Irish doctors and nurses who gave life to France after the II World War are still honoured by the French

Seventy-five years after World War II, the Irish doctors and nurses who gave life to France, which was devastated by the war, still linger in the minds of the French.

There were no hospitals or pharmacies left in France after the full devastation occurred during the war. In such a situation, when everything was lost, the nurses and doctors in Ireland came to their aid.

The 100-bed hospital were sent to Normandy. Nurses and doctors from 20 different counties in Ireland lined up together for a pop-up hospital. ‘The Irish Hospital’ is a pop-up hospital built by the Irish Red Cross in St. Law, a small village which the Allies destroyed.

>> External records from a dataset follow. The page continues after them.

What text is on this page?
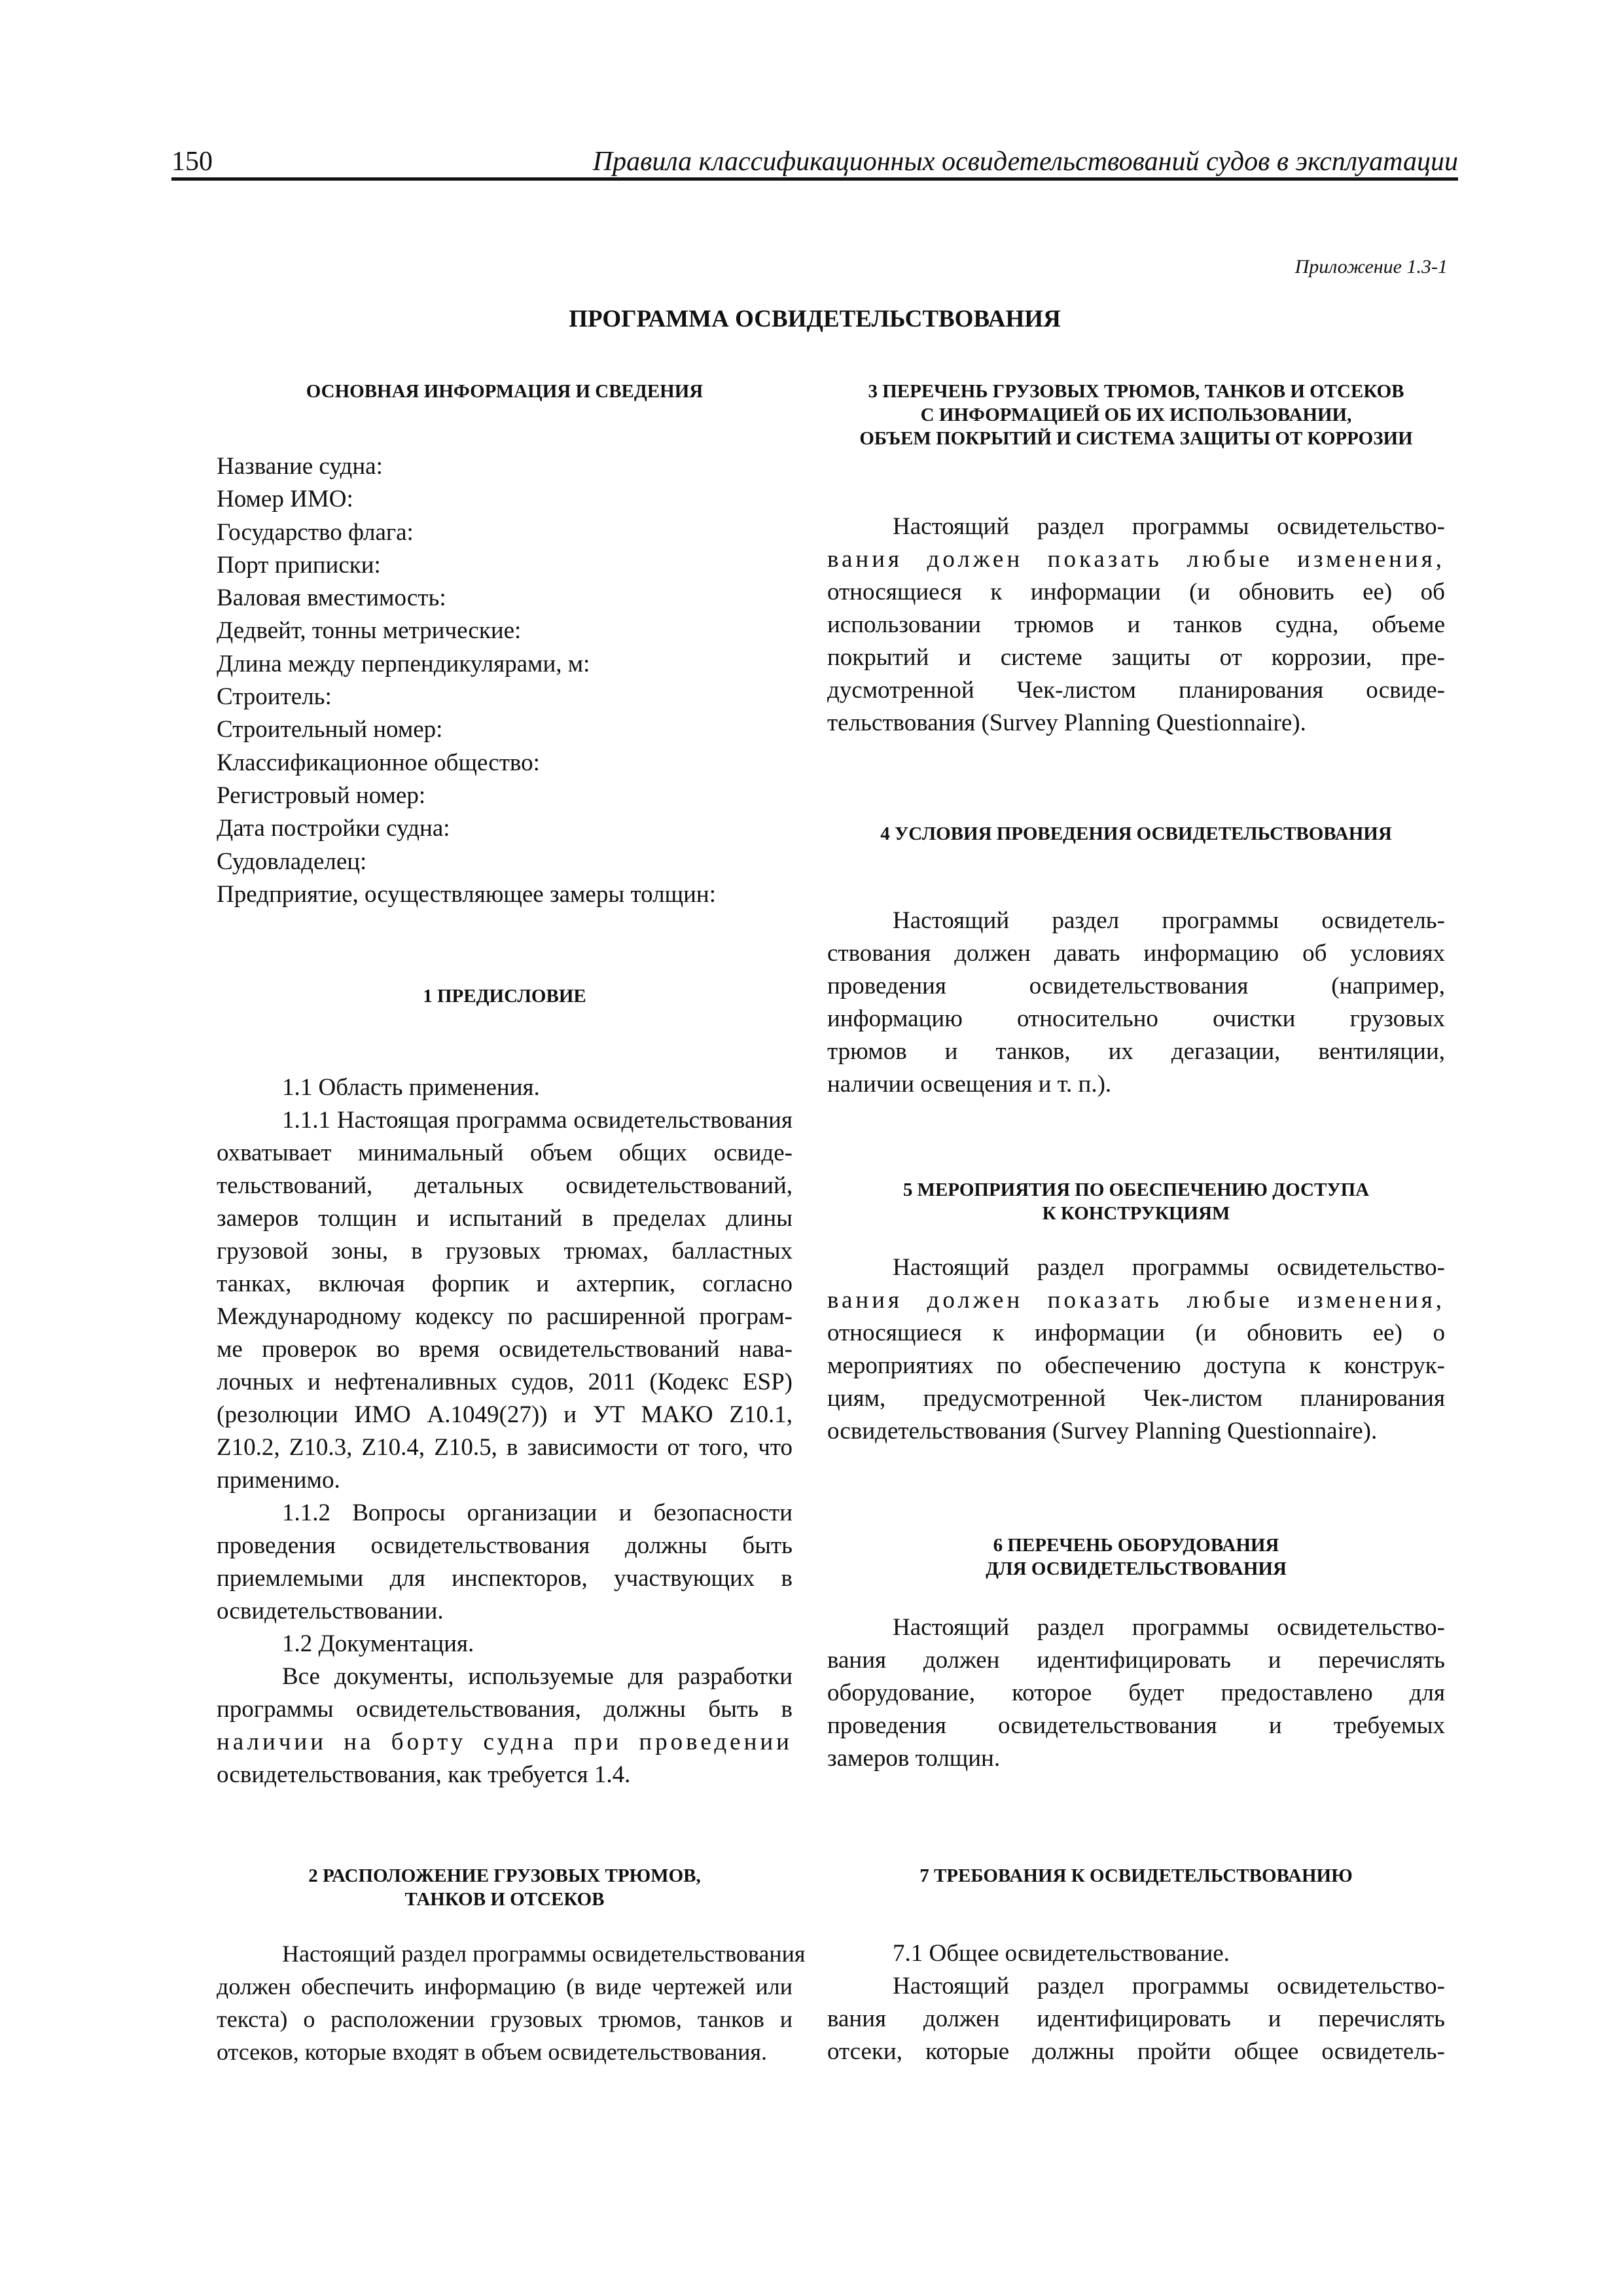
150	Правила классификационных освидетельствований судов в эксплуатации
Приложение 1.3-1
ПРОГРАММА ОСВИДЕТЕЛЬСТВОВАНИЯ
ОСНОВНАЯ ИНФОРМАЦИЯ И СВЕДЕНИЯ
Название судна:
Номер ИМО:
Государство флага:
Порт приписки:
Валовая вместимость:
Дедвейт, тонны метрические:
Длина между перпендикулярами, м:
Строитель:
Строительный номер:
Классификационное общество:
Регистровый номер:
Дата постройки судна:
Судовладелец:
Предприятие, осуществляющее замеры толщин:
1 ПРЕДИСЛОВИЕ
1.1 Область применения.
1.1.1 Настоящая программа освидетельствования
охватывает минимальный объем общих освиде-
тельствований, детальных освидетельствований,
замеров толщин и испытаний в пределах длины
грузовой зоны, в грузовых трюмах, балластных
танках, включая форпик и ахтерпик, согласно
Международному кодексу по расширенной програм-
ме проверок во время освидетельствований нава-
лочных и нефтеналивных судов, 2011 (Кодекс ESP)
(резолюции ИМО А.1049(27)) и УТ МАКО Z10.1,
Z10.2, Z10.3, Z10.4, Z10.5, в зависимости от того, что
применимо.
1.1.2 Вопросы организации и безопасности
проведения освидетельствования должны быть
приемлемыми для инспекторов, участвующих в
освидетельствовании.
1.2 Документация.
Все документы, используемые для разработки
программы освидетельствования, должны быть в
наличии на борту судна при проведении
освидетельствования, как требуется 1.4.
2 РАСПОЛОЖЕНИЕ ГРУЗОВЫХ ТРЮМОВ,
ТАНКОВ И ОТСЕКОВ
Настоящий раздел программы освидетельствования
должен обеспечить информацию (в виде чертежей или
текста) о расположении грузовых трюмов, танков и
отсеков, которые входят в объем освидетельствования.
3 ПЕРЕЧЕНЬ ГРУЗОВЫХ ТРЮМОВ, ТАНКОВ И ОТСЕКОВ
С ИНФОРМАЦИЕЙ ОБ ИХ ИСПОЛЬЗОВАНИИ,
ОБЪЕМ ПОКРЫТИЙ И СИСТЕМА ЗАЩИТЫ ОТ КОРРОЗИИ
Настоящий раздел программы освидетельство-
вания должен показать любые изменения,
относящиеся к информации (и обновить ее) об
использовании трюмов и танков судна, объеме
покрытий и системе защиты от коррозии, пре-
дусмотренной Чек-листом планирования освиде-
тельствования (Survey Planning Questionnaire).
4 УСЛОВИЯ ПРОВЕДЕНИЯ ОСВИДЕТЕЛЬСТВОВАНИЯ
Настоящий раздел программы освидетель-
ствования должен давать информацию об условиях
проведения освидетельствования (например,
информацию относительно очистки грузовых
трюмов и танков, их дегазации, вентиляции,
наличии освещения и т. п.).
5 МЕРОПРИЯТИЯ ПО ОБЕСПЕЧЕНИЮ ДОСТУПА
К КОНСТРУКЦИЯМ
Настоящий раздел программы освидетельство-
вания должен показать любые изменения,
относящиеся к информации (и обновить ее) о
мероприятиях по обеспечению доступа к конструк-
циям, предусмотренной Чек-листом планирования
освидетельствования (Survey Planning Questionnaire).
6 ПЕРЕЧЕНЬ ОБОРУДОВАНИЯ
ДЛЯ ОСВИДЕТЕЛЬСТВОВАНИЯ
Настоящий раздел программы освидетельство-
вания должен идентифицировать и перечислять
оборудование, которое будет предоставлено для
проведения освидетельствования и требуемых
замеров толщин.
7 ТРЕБОВАНИЯ К ОСВИДЕТЕЛЬСТВОВАНИЮ
7.1 Общее освидетельствование.
Настоящий раздел программы освидетельство-
вания должен идентифицировать и перечислять
отсеки, которые должны пройти общее освидетель-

In two short years, volunteer officers treated 1,400 patients and provided more than 22,000 consultations before the hospital was handed over to the French Red Cross in 1947.

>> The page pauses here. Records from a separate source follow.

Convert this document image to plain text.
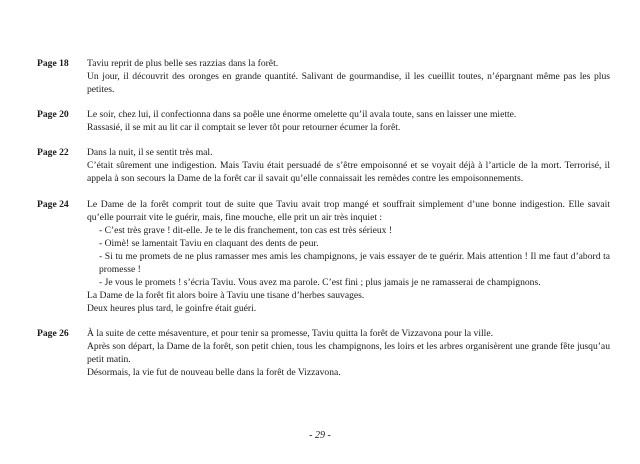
Page 18	Taviu reprit de plus belle ses razzias dans la forêt.

Un jour, il découvrit des oronges en grande quantité. Salivant de gourmandise, il les cueillit toutes, n’épargnant même pas les plus petites.

Page 20	Le soir, chez lui, il confectionna dans sa poêle une énorme omelette qu’il avala toute, sans en laisser une miette.

Rassasié, il se mit au lit car il comptait se lever tôt pour retourner écumer la forêt.

Page 22	Dans la nuit, il se sentit très mal.

C’était sûrement une indigestion. Mais Taviu était persuadé de s’être empoisonné et se voyait déjà à l’article de la mort. Terrorisé, il appela à son secours la Dame de la forêt car il savait qu’elle connaissait les remèdes contre les empoisonnements.

Page 24	Le Dame de la forêt comprit tout de suite que Taviu avait trop mangé et souffrait simplement d’une bonne indigestion. Elle savait qu’elle pourrait vite le guérir, mais, fine mouche, elle prit un air très inquiet :

- C’est très grave ! dit-elle. Je te le dis franchement, ton cas est très sérieux !

- Oimè! se lamentait Taviu en claquant des dents de peur.

- Si tu me promets de ne plus ramasser mes amis les champignons, je vais essayer de te guérir. Mais attention ! Il me faut d’abord ta promesse !

- Je vous le promets ! s’écria Taviu. Vous avez ma parole. C’est fini ; plus jamais je ne ramasserai de champignons.

La Dame de la forêt fit alors boire à Taviu une tisane d’herbes sauvages.

Deux heures plus tard, le goinfre était guéri.

Page 26	À la suite de cette mésaventure, et pour tenir sa promesse, Taviu quitta la forêt de Vizzavona pour la ville.

Après son départ, la Dame de la forêt, son petit chien, tous les champignons, les loirs et les arbres organisèrent une grande fête jusqu’au petit matin.

Désormais, la vie fut de nouveau belle dans la forêt de Vizzavona.

- 29 -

The late Father Jim was one of the first doctors to be recruited, said Phyllis Gaffney, a former French lecturer at UCD. She said the incident was completely unexpected and there were no hospitals or pharmacies left in the town.

She said it took a few months for Irish volunteers to collect supplies, and in the summer of 1945 more than 3,500 crates were sent from Dublin port to the small rural town where the hospital was built. The patients at the hospital clearly remember the service and dignity of the Irish staff, she added.

The story of the hospital revisited today on RTE Radio 1’s documentary on One today.  

The presenter of the event, Aidan O’Donnell, spoke to a resident of St-Lo, who was born in an Irish hospital in 1946. “We will never forget what the Irish did for us,” he said.

The work done by kind-hearted Irish health workers is still remembered to this day, and will always be remembered.